Response and Responsibility
Two media items involving two women, both of whom have been in the political spotlight, came out recently. The contrast is striking.
The first item concerns a woman who became intimately involved with former U.S. Senator and Democratic Party Vice Presidential nominee John Edwards, while he was running for President in 2007. Mr. Edwards is married man. Recently, the woman, Rielle Hunter, sat down with media queen Oprah Winfrey to discuss the affair and its repercussions.
Oprah: Do you think you hurt Elizabeth Edwards?
Hunter: She was hurt by the process.
Oprah: You didn't answer the question.
Hunter: Do I think I hurt Elizabeth?
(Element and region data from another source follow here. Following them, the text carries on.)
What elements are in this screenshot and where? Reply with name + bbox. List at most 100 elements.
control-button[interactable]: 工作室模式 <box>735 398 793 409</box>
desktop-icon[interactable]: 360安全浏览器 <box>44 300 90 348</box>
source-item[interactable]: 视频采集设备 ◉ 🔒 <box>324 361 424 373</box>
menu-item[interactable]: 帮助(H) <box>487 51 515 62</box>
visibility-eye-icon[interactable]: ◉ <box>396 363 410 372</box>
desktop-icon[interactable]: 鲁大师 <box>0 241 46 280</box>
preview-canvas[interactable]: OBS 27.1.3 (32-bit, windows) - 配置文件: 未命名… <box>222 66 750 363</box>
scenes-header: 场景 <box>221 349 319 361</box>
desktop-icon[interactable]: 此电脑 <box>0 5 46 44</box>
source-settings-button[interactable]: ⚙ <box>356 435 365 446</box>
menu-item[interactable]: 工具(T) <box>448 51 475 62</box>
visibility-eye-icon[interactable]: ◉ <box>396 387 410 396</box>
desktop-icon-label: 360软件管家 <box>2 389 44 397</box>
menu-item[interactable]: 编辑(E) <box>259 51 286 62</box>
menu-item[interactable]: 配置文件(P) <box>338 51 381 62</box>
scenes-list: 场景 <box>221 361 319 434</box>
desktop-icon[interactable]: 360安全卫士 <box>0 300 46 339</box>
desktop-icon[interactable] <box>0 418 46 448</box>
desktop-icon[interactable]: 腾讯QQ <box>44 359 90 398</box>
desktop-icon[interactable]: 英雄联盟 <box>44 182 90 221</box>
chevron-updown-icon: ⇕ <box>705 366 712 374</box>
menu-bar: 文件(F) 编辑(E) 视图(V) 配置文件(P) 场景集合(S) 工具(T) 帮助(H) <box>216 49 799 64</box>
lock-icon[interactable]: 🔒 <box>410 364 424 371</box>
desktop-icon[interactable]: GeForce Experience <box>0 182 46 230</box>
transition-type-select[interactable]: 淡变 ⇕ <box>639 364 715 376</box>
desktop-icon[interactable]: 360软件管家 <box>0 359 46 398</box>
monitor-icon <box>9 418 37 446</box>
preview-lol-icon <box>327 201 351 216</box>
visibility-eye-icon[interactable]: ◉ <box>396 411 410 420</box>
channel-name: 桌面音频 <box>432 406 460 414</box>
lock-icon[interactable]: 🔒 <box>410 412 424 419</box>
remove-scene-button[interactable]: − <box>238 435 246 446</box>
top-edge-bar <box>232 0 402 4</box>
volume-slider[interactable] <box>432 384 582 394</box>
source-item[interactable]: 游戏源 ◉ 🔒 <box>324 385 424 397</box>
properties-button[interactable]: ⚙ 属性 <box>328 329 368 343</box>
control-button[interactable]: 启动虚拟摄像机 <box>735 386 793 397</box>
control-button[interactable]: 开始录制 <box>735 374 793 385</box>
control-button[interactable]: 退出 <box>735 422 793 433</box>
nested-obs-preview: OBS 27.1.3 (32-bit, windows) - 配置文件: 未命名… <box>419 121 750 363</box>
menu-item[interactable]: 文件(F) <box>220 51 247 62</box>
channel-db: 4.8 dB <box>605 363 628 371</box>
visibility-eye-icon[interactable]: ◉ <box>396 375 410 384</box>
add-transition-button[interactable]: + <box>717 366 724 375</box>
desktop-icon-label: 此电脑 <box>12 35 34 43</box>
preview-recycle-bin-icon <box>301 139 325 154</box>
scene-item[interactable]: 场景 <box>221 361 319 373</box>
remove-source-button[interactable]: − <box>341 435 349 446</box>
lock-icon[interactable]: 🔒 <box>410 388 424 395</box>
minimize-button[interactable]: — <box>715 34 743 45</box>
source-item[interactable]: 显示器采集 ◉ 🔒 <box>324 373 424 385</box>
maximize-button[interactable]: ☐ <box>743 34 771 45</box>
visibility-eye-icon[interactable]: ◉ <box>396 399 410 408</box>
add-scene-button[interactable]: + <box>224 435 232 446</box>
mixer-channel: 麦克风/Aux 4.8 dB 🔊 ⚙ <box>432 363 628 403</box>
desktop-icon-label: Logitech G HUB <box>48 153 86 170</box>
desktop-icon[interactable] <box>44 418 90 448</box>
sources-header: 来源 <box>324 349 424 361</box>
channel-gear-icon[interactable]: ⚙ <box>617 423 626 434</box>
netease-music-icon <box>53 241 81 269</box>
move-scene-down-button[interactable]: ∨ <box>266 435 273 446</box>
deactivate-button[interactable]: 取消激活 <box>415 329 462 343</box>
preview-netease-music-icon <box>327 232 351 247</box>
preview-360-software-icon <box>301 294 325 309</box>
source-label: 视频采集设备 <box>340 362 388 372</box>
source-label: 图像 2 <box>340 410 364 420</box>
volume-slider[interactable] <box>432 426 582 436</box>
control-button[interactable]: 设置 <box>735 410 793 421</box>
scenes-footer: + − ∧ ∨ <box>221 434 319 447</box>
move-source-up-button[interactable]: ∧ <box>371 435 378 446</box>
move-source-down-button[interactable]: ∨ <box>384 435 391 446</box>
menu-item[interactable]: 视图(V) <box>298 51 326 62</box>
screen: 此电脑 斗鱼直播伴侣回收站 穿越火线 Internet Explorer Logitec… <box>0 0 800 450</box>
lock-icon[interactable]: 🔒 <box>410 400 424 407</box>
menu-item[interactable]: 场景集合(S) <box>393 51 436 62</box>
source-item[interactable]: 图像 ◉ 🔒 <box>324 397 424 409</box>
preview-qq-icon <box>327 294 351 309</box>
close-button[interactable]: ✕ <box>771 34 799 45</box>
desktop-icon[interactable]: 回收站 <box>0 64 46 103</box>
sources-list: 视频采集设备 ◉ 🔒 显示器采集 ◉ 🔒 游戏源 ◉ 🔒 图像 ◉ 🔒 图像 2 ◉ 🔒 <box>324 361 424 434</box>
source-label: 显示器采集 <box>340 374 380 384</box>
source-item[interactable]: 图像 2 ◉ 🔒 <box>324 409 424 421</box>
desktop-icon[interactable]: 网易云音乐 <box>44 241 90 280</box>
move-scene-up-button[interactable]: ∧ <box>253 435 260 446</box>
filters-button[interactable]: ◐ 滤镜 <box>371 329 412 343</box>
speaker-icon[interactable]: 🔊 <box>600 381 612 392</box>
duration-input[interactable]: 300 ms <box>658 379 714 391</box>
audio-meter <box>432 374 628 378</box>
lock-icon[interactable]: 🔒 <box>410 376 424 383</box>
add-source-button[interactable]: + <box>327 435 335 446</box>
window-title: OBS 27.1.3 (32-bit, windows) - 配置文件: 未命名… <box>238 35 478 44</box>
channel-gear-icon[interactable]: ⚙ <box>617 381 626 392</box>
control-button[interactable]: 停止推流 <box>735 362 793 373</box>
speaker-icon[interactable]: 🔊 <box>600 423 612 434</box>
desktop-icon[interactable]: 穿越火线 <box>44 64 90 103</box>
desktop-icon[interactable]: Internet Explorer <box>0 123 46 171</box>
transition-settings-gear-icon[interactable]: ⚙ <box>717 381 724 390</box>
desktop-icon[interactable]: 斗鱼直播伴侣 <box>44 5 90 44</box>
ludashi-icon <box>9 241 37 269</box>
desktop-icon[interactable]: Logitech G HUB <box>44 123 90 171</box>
Um, you would have to ask Elizabeth that. I don't know.
Oprah: Do you regret being a mistress?
Hunter: No, because I learned a lot.
At the same time that this interview was taking place, a book, Spoken from the Heart, by former First Lady, Laura Bush, was being readied for publication. Excerpts from the book were released to the news media, and one story in particular, about a car crash, attracted attention.
Mrs. Bush describes how in 1963, at the age of seventeen, she drove through a stop sign and struck another car. The other driver, a friend of hers named Mike Douglas, was killed. Now, almost fifty years later, she records her feelings:
I can never absolve myself of the guilt. And the guilt isn’t simply from Mike dying. The guilt is from all the implications, from the way those few seconds spun out and enfolded so many other lives. The reverberations seem to go on forever, like the ripples from an unsinkable stone.
Two women, both of whom did bad things in their lives, albeit with different levels of intent, reflect upon their bad behavior. One is unrepentant, seemingly oblivious to the notion of wrongdoing. The other recognizes her wrong and acknowledges the impossibility of ever setting it completely right.
At stake are notions of guilt, forgiveness, judgment, and morality.
Two significant character flaws emerge from Ms Hunter’s statements. One, she won’t acknowledge that she hurt someone else, only that Elizabeth Edwards was “hurt by the process.” This viewpoint is adopted so that the perpetrator of a wrong can keep her distance from the victim of that wrong. The notion that events cause pain, rather than the people who trigger those events, is a classic failing of those with weak morality. “It’s not me who’s at fault,” they are saying; “it’s the times, the circumstances, fate which caused this to happen.”
Ms Hunter’s second flaw is her absence of regret. “No regrets,” is a popular refrain, particularly among those who ought to have many. This may be because people often confuse regret with all-encompassing, paralyzing guilt. We don’t want the guilt, so we abandon the regret. This is a mistake.
What our Sages term charatah al haavar is a healthy form of regret, meaningful only if it inspires us to improve. One who wallows in guilt cannot take corrective action, and sometimes can take no action at all, becoming bogged down in depression. That’s not the sort of regret that Judaism wants from a person.
What Judaism does want is expressed by Laura Bush, a response that begets positive, productive forward motion. While Mrs. Bush admits that she lost her faith for awhile after the accident, she recovered, persevered and became a role model for her husband and children.
Having propelled her life productively past her horrible mistake, she nonetheless understands that “the reverberations seem to go on forever,” that the consequences of her actions continue to this day—a stunning admission, one that might cripple a lesser person. Yet, she does not allow that recognition to consume her.
Often, in order to move on from past misdeeds, we “chalk them up to experience,” and talk about how we have become better people because of them. But this does not mean that we ought to deny the wrong that we did, or excuse the hurt that we caused. Sometimes, like in the death of Mike Douglas, the damage cannot be undone.
The baalei mussar teach that we must ask forgiveness each Yom Kippur not only for the sins of the past year, but also for sins of previous years—sins that were already expiated on previous Yom Kippurs. Although we received forgiveness for those sins, we become, with each subsequent Yom Kippur, a year older and, one hopes, wiser and better able to understand the consequences of our actions. By viewing our past behavior in a more mature light, we can reevaluate the fallout our wrongful behavior, and are required to request forgiveness again for the added dimensions of this new understanding.
Finding the right balance may be one of the most difficult challenges in personal growth. Too much regret, too much reflection on the past can lead to emotional overload that renders us powerless to produce productive change. Too little regret, too little reflection on our behavior and we won’t grow; in fact, we’ll make excuses.
Laura Bush seems to have gotten it just right. We can all learn from the former First Lady.